Employment Law Cases
TUPE: transfer of share incentive plan
The right to participate in a share incentive plan transferred to a new employer under TUPE, even though the employee’s entitlement to participate in the plan arose under an agreement separate from and not referred to in his contract of employment.
Employees covered by TUPE will transfer from the outgoing employer (the transferor) to the new employer (the transferee). Regulation 4(2)(a) provides that on a TUPE transfer, ‘all of the transferor’s rights, powers, duties and liabilities under or in connection with any such [employment] contract shall be transferred by virtue of this regulation to the transferee’ (emphasis added).
Mr Gallagher’s employment transferred to Ponticelli under a TUPE transfer in May 2020. In his previous employment, Mr Gallagher had been a member of a share incentive plan (SIP). Ponticelli refused to provide an equivalent scheme when Mr Gallagher’s employment transferred. He brought a tribunal claim, asserting he was entitled to be a member of a SIP equivalent of his former employer’s plan. He argued that his right to participate in an equivalent SIP had transferred to Ponticelli as part of the TUPE transfer. The tribunal upheld Mr Gallagher’s claims. He was only able to participate in the SIP because he was an employee of the company. It was a benefit for employees such as Mr Gallagher and was part of his overall financial ‘package’. Therefore it was ‘caught’ by the wording of reg. 4(2)(a). Ponticelli appealed to the EAT who dismissed the appeal. Whilst his membership of the SIP did not arise ‘under’ the contract of employment, it plainly arose ‘in connection with’ his employment contract. He could only join the SIP because he was an employee, his subscriptions were deducted from his salary and the SIP formed part of his overall package of financial benefits associated with his employment. Therefore, the automatic transfer principle was engaged. Mr Gallagher was entitled to participate in a SIP of substantial equivalence. Ponticelli appealed (to the Scottish equivalent of the Court of Appeal).
Court of Session decision
The appeal was dismissed.
Ponticelli’s main argument was that the tribunal should have followed a 1987 case (Chapman v CPS Computer Group) where the Court of Appeal found that for the purposes of a share option plan, employees who had been TUPE-transferred out of the company had been made redundant. Under the terms of the plan this allowed them to exercise their options. This was authority, argued Ponticelli, for the proposition that where a share option scheme is separate from the contract of employment, the rights under the scheme do not transfer under TUPE.

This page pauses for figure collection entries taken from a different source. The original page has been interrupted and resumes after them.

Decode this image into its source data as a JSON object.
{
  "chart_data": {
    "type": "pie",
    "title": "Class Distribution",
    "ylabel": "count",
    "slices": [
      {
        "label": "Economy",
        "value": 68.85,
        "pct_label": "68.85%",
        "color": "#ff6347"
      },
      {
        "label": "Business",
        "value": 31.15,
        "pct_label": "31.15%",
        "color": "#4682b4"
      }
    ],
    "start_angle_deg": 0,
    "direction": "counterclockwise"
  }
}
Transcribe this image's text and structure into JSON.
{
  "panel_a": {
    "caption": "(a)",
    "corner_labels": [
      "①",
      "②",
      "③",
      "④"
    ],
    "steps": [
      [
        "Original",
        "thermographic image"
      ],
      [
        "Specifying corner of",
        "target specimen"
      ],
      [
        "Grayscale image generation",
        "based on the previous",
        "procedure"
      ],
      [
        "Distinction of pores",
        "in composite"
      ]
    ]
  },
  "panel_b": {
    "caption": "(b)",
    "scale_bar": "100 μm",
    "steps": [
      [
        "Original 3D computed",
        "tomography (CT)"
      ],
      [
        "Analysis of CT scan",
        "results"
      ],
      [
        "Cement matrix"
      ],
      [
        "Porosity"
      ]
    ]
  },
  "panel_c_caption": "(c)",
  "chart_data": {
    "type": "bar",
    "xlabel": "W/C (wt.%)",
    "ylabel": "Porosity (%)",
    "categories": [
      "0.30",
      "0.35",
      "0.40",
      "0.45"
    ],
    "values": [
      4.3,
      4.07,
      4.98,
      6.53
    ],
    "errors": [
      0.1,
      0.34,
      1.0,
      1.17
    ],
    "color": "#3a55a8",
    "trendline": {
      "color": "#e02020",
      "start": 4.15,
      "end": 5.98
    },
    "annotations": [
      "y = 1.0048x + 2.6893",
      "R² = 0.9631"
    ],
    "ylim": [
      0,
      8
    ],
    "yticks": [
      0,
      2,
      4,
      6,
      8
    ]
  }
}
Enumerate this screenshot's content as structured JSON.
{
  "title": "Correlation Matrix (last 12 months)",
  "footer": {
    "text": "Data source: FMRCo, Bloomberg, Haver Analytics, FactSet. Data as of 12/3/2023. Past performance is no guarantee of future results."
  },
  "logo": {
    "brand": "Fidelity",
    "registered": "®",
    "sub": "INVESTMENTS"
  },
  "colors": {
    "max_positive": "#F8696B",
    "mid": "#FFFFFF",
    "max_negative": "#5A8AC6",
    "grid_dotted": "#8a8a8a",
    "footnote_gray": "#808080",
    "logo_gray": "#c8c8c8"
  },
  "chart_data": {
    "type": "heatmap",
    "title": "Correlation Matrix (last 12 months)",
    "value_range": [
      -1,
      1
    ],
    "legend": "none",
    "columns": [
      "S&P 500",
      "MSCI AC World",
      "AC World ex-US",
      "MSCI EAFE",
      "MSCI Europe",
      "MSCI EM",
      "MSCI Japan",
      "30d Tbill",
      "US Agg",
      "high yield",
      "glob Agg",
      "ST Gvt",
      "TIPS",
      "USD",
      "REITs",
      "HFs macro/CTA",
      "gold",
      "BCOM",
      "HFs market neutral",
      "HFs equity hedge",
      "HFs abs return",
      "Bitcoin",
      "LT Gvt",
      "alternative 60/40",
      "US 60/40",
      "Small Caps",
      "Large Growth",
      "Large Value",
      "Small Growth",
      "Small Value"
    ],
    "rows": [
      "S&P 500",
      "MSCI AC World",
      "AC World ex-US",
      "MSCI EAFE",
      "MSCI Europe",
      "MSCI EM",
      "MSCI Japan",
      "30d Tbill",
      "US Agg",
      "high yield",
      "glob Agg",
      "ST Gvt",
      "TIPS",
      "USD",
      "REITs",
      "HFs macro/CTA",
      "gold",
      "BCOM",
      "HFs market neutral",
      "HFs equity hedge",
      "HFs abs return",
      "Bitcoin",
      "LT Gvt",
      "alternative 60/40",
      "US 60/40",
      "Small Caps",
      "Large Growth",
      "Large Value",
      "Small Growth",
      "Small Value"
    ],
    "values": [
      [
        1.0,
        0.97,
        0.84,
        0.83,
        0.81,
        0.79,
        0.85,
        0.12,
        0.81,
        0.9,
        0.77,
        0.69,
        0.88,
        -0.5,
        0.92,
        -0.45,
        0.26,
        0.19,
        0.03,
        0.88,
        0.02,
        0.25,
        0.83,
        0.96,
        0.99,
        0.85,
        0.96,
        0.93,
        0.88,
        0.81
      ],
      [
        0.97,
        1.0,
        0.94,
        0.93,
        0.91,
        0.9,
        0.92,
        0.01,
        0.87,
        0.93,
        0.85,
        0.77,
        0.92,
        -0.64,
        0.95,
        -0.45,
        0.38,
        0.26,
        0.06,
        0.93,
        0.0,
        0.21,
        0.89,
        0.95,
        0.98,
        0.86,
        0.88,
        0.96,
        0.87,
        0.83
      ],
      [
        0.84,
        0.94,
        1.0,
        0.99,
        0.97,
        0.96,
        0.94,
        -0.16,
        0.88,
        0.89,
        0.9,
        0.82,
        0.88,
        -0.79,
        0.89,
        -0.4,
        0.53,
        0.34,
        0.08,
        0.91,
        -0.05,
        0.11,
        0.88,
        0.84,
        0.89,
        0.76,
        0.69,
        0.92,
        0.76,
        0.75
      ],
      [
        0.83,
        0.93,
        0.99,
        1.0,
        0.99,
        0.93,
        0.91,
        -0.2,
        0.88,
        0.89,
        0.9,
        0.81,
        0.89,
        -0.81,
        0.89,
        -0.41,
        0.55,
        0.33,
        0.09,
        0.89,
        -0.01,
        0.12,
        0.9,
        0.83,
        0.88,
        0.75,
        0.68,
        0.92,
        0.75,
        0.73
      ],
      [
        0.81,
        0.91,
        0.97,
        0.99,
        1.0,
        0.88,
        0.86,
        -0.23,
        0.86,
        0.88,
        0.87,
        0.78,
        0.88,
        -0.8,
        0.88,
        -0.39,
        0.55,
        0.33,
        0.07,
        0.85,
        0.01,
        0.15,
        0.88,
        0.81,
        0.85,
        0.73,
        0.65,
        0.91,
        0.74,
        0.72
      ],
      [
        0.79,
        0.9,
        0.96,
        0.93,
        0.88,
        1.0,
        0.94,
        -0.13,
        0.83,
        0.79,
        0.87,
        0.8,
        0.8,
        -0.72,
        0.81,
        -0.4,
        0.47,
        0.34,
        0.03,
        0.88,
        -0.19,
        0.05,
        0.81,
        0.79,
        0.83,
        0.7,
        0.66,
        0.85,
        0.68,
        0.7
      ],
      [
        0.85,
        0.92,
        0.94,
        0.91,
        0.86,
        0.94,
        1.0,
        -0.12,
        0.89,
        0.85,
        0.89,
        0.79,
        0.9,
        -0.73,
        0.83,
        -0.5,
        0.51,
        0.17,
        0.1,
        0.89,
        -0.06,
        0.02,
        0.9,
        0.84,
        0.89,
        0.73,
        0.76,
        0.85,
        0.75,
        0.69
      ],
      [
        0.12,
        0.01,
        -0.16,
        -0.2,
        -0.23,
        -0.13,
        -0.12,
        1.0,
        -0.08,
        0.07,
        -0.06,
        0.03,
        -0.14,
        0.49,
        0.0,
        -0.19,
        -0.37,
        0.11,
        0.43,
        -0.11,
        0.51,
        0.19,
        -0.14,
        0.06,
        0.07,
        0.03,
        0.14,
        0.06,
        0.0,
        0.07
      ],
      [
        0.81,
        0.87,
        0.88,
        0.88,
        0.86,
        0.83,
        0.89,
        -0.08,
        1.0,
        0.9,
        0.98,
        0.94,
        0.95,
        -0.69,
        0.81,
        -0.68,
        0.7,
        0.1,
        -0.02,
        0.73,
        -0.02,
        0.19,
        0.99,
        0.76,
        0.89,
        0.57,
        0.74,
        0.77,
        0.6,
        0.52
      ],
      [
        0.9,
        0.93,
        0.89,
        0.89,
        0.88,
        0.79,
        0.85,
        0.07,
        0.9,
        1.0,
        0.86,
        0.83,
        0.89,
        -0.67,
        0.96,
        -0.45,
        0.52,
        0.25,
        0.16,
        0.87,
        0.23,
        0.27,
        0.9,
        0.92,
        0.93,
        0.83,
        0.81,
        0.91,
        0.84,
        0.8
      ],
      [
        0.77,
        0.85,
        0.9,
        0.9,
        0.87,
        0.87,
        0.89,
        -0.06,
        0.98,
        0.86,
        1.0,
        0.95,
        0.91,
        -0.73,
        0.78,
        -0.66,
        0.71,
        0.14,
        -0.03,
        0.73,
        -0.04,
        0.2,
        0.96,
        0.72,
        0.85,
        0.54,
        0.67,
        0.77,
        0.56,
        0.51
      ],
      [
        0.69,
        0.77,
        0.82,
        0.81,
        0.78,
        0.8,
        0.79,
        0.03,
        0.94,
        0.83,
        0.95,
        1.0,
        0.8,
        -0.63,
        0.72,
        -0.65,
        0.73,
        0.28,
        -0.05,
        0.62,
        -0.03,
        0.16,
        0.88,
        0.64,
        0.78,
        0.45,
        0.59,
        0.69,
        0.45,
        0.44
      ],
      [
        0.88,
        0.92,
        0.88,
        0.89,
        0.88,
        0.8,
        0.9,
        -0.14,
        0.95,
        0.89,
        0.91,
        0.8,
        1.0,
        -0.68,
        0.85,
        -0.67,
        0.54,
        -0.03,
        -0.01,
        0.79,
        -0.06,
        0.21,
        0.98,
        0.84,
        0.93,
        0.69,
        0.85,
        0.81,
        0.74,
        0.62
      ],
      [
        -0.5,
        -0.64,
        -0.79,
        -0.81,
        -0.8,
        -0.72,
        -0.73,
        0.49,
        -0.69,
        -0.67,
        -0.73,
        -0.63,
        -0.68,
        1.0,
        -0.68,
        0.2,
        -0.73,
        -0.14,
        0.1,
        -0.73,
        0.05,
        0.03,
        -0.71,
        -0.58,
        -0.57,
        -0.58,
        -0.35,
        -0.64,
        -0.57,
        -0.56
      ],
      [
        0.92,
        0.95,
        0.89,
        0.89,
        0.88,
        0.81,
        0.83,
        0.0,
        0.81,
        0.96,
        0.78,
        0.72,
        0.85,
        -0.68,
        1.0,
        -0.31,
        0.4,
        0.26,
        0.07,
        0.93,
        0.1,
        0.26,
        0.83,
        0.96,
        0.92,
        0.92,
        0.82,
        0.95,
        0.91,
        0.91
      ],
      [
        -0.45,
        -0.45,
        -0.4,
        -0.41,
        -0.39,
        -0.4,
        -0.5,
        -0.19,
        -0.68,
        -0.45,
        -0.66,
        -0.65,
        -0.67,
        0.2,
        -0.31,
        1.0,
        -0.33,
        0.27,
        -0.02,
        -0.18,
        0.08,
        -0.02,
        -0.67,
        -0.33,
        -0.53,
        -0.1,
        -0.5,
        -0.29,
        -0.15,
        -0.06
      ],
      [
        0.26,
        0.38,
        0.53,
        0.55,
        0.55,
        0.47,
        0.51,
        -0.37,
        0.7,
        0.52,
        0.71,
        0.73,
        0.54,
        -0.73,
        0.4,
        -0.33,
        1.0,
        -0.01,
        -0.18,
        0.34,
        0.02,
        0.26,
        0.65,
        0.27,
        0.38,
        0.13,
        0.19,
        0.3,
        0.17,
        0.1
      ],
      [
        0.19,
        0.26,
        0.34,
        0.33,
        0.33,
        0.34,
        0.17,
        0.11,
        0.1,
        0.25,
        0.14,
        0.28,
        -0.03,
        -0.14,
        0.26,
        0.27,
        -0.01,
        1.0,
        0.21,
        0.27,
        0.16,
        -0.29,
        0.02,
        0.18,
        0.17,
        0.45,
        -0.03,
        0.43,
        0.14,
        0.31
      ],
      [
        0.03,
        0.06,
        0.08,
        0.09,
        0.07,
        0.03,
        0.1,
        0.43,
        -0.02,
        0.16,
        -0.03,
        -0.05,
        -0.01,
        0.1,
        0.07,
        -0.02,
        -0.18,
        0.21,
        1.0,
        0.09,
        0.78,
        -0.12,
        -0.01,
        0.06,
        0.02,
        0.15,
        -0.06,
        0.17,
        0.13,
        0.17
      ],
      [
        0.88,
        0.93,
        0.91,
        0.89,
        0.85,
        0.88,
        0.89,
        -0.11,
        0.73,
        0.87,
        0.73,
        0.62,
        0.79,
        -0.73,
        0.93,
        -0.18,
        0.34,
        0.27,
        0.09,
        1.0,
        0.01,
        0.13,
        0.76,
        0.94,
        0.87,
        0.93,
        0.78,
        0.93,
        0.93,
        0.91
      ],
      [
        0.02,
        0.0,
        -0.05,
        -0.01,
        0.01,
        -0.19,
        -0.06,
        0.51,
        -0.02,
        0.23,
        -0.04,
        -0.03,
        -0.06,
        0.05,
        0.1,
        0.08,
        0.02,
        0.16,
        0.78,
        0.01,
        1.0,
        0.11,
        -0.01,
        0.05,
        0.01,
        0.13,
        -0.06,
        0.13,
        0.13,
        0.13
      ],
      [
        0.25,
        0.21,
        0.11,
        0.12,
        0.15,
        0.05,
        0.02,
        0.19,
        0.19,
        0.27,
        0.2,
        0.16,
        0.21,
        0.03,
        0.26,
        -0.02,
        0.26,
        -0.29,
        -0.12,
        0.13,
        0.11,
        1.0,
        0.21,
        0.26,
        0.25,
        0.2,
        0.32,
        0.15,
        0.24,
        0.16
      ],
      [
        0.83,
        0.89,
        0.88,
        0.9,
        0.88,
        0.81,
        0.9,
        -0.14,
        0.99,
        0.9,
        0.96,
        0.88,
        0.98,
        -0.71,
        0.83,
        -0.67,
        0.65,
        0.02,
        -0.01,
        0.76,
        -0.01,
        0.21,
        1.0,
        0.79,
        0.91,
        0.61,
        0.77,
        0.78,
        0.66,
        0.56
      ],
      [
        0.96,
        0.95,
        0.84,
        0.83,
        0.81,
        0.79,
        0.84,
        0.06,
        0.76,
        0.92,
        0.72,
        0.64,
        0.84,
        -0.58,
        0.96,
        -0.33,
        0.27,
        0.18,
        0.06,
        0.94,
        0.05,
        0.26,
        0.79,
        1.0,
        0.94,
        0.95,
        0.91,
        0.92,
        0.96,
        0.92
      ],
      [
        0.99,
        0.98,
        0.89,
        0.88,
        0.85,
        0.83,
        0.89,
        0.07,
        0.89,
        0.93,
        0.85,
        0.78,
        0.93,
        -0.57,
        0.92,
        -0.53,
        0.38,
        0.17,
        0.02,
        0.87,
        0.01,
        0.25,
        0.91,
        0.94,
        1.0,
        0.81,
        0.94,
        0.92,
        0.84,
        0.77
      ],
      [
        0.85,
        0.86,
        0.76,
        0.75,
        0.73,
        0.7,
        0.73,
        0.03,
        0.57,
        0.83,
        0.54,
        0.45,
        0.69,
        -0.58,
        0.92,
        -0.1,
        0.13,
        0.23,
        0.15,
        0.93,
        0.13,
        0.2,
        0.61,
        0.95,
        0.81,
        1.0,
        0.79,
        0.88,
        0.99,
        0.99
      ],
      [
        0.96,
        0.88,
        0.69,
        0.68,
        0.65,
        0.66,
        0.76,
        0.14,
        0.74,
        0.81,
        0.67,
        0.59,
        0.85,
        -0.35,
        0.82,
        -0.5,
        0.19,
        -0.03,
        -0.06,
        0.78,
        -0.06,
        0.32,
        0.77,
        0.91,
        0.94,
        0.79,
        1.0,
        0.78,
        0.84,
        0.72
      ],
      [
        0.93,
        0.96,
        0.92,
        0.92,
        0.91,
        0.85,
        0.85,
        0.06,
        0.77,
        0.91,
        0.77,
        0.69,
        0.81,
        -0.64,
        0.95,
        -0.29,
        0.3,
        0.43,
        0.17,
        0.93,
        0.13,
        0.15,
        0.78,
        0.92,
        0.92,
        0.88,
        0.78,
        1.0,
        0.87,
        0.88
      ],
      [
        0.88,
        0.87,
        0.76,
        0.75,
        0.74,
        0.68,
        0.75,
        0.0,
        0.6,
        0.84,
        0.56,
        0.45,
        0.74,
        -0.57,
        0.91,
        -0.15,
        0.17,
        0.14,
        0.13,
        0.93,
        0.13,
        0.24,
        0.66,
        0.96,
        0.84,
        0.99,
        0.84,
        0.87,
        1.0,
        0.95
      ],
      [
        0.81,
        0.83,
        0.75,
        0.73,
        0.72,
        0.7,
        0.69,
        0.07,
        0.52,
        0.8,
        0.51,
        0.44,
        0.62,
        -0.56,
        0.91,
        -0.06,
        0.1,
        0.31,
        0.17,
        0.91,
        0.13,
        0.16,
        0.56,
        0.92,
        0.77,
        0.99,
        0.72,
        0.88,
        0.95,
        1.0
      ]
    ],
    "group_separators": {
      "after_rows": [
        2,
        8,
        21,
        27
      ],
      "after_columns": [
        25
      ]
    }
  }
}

Not so said the Court of Session. The Chapman case only interpreted a specific rule in the share option scheme. It had not considered the position under TUPE and didn't address whether rights under that contract were ‘connected with’ the contract of employment and as such capable of transferring. As such, the decision was clearly distinguishable from Mr Gallagher’s. Moreover, previous cases have interpreted the phrase ‘in connection with the contract’ widely, to include liability for personal injury for example. Rights and liabilities do not have to be contractual to transfer.
The tribunal and EAT had been correct to find that the rights and obligations under the SIP transferred. Although Ponticelli could not provide the specific scheme offered by the transferor, it had to provide a substantially equivalent alternative.
Although the decision was reached by the Court of Session in Scotland, the relevant provisions in TUPE apply across Great Britain. Faced with the same issue, the EAT in England and Wales would almost certainly follow the Court of Session decision.
This decision confirms that TUPE can cover share scheme benefits even where the contractual documentation containing the right to participate is separate from the contract of employment. In practical terms, employers should ensure that prior to a TUPE transfer they establish whether a SIP plan is in place and explore the details of this during the due diligence process. They will then be able to determine the extent of their post-transfer obligations, addressing any issues before the transfer takes place.
As well as presenting the transferee with a significant cost burden, the obligation to provide a share scheme of substantial equivalence may cause practical difficulties, particularly if the transferee is not a listed company, cannot offer shares or does not operate a share scheme for existing employees.